Define threats, examine opportunities, build response plans, design options, procure the resources – training, education, prep supplies, training, communication options, education, priorities, individual and group responsibilities, education, medical equipment, training, the list goes on and on (and did I mention training and education?). Brush fires can happen in Florida, but hurricanes are higher on the list; As the Camp Fire demonstrated, fire was a greater consideration there than hurricanes, and folks in Kansas, Missouri and Oklahoma, Arkansas would put tornadoes well above either.
Do the analysis, build plans (go several plans deep because options are lifesavers), take your time, and get it right. Then periodically review what you've built because nothing is static – conditions change, from local construction to weather patterns to individual or group requirements, resource availability changes. It's real work to stay one step ahead but you don't want to be even half a step behind.
Proactive rather than reactive… My ex and her husband got out… Barely… 7 hours to go less than 100 miles.
Having two friends that lived in Paradise CA area, they really had a lot of fun with natural disasters in that year. With the dam almost washing out due to enormous flooding and then to the fire. Friend 1 and his family had gone to Friend 2’s home for the flood almost event. Friend 2, from work, had told his wife to get moving as he was not going to be able to get back to the house in time. Both are/were Law enforcement so they did have some idea of what was going on.
She had packed up what essentials they could before, and just loaded their 3 kiddos and dog (Einstein, yes for real, his name). And she got out, the tail lights on her car were damaged by the heat of the fire he told me later.
Their house? Well.. there was the pad and two brick/faux posts on the front of the garage that were left. Absolutely nothing else was. (Surprisingly his propane tank didn’t explode, though I’d guess it sure outgassed in an unobserved and spectacular fashion. Trees around the house were clean of branches up probably 70-80 feet etc. Not a pine needle left on the ground remained.

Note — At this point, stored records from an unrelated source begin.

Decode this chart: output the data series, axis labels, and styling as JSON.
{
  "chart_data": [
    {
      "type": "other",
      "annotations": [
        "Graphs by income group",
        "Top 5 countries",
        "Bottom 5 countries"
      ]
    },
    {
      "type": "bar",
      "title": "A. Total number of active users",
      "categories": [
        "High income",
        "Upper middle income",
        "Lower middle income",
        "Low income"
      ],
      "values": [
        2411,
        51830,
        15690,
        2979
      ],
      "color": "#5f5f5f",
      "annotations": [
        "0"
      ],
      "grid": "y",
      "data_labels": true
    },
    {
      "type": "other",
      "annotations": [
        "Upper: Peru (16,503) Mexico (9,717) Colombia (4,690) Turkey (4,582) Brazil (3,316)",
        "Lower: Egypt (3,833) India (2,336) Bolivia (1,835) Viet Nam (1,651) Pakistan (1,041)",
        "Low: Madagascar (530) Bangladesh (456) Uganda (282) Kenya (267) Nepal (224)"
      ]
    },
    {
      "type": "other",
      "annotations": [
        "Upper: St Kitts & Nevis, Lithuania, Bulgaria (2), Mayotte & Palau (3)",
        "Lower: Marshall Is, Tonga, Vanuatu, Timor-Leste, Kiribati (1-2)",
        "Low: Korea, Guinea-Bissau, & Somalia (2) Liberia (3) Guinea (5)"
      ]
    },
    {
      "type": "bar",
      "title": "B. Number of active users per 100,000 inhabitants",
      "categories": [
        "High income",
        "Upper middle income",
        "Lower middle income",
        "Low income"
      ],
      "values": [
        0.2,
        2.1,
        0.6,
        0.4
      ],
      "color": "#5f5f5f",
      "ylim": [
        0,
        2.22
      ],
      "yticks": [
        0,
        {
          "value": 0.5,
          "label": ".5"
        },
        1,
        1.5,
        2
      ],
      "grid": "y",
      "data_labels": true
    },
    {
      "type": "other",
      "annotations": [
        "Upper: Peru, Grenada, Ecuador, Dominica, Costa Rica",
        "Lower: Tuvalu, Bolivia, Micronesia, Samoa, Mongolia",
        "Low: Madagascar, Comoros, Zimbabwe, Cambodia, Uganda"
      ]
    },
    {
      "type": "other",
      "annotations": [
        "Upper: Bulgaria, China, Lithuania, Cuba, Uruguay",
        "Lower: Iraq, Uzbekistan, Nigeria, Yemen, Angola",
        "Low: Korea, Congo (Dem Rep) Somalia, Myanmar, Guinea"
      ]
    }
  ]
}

One interesting thing as well I found was that Costco, at the time, would allow me to send money to him via dropping it off at the store near me and he just had to go to a Costco somewhat near to pick up the donation for help. My boss had suffered a house fire many years ago and I asked what should I send in that respect for the shipping and with the post office probably burning down. “Cash, in this case was best.”
Friend 2 has since retired to go back to school and they moved to Idaho. The only thing “Paradise CA” is missing is probably a plague of locusts by this point.
California's forest and fire management is nothing but a jobs program. Combine that situation with politics/eco-green idiocy and there is no way to fix the problem.
I liked your "Respect the Math" item. It reminds me of something similar that I learned in one of my community emergency response classes: "Don't be a victim!"
As you said, the math is overwhelming. Help may be weeks away.
And now California, and much of the West, is dealing with severe drought and the summer hasn't even started yet.
I'm stocking up on water purification tabs and emergency food.
Lesson 2 – "LEAVE NOW" – strikes home.
When I started seeing reports of the fire reaching Paradise, and saw vids of people trying to get out (and sometimes failing), I was seriously worried about an ex-GF who'd settled there.
I eventually got in touch with her; at the first warning, she'd packed her car with her dog and a few essentials and bugged out ahead of the rush. Reached safety before those slower to move started clogging the escape route. She always was basically sensible.
Van derleun at AmericanDigest.org escaped by the hair of his teeth and has quite a few entries on the Camp Fire escapades if your looking for some more first hand accounts.